Zafira looked down at the floor, fingers curling slightly at her side.
"I didn't come here only for personal reasons," she said at last.
Trafalgar looked at her, attentive now.
"You should be careful," Zafira continued. "Even if what Icarus did pulled attention away from the engagement, you're not in a good position right now."
He didn't interrupt.
"The other Great Families are already watching you," she said. "Closely." Her eyes narrowed a little. "My father, Malakar… he used to have a poor opinion of you. Before all this. You were seen as insignificant. Disposable."
She paused.
"That's changed."
From the outside, the situation didn't look clean. That was the problem. A girl with an SS Talent, well known across the world, suddenly engaged to a Morgain. Worse, to a bastard of the house. It raised questions people were more than eager to ask.
"Why?" Zafira said quietly. "That's what everyone keeps asking."
She looked up at him again.
"To them, it looks suspicious. Convenient." Her tone hardened slightly. "There are already rumors saying the Morgain wanted an excuse to enter the war. That this engagement is just a pretext."
Zafira exhaled slowly.
"It's not well received that House Morgain acts however it wants," she added. "Especially now. Especially with everything happening."
Trafalgar listened without interrupting.
"I get it," he said after a moment. His voice was calm, steady. "I really do."
He leaned back slightly, eyes drifting for a second as if recalling something older. "My family has never cared much about what others think. You know that." A faint pause followed. "You saw it yourself with the mines. When Valttair ignored your father's objections, it almost turned into a war. And even then, the Morgain almost didn't back down."
Zafira didn't argue. She remembered.
"I don't know what Valttair is planning," Trafalgar continued. "And I don't have real say in the bigger decisions." He looked back at her. "From the outside, I know how this looks. Strategic. Convenient."
He didn't deny it.
"But my feelings for Aubrelle are real," he said. "That part isn't an excuse. It isn't a move on a board of this bigger game that is being played."

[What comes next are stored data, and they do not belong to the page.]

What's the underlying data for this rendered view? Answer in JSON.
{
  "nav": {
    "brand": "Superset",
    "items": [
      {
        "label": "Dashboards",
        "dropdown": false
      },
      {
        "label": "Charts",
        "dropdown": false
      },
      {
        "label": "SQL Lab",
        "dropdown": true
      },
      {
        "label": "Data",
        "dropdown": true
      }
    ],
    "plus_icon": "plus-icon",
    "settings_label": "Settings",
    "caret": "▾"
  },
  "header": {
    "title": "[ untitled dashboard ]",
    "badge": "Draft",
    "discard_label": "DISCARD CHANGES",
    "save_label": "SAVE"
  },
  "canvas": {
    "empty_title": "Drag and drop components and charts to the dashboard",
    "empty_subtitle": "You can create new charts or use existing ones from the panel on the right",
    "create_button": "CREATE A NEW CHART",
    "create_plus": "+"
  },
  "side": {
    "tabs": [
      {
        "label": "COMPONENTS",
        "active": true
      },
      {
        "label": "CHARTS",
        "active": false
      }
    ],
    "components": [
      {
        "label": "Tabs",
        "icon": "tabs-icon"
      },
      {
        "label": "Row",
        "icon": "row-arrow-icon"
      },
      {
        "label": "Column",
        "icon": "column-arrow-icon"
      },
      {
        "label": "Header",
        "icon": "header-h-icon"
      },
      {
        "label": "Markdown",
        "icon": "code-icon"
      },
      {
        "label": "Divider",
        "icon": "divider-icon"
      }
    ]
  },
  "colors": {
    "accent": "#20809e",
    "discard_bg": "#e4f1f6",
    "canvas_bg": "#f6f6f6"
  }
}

A brief silence followed before he added, more quietly, "And it's not the same as with Mayla."
That difference mattered. Even if the world didn't care.
"Because of where we stand," Trafalgar went on, "we couldn't hide it. If we tried, it would only make things worse. Rumors would fill the gaps anyway."
He exhaled slowly.
"There are things I can control," Trafalgar said at last. "And things I can't." His voice didn't harden; it stayed honest. "I can't decide how the world interprets this. I can't stop the other families from watching. But I won't pretend my choices are empty either."
"I'm still me," he said simply.
The words didn't promise anything.
But they didn't shut any doors either.
And that, for Zafira, mattered more than a clean answer ever could.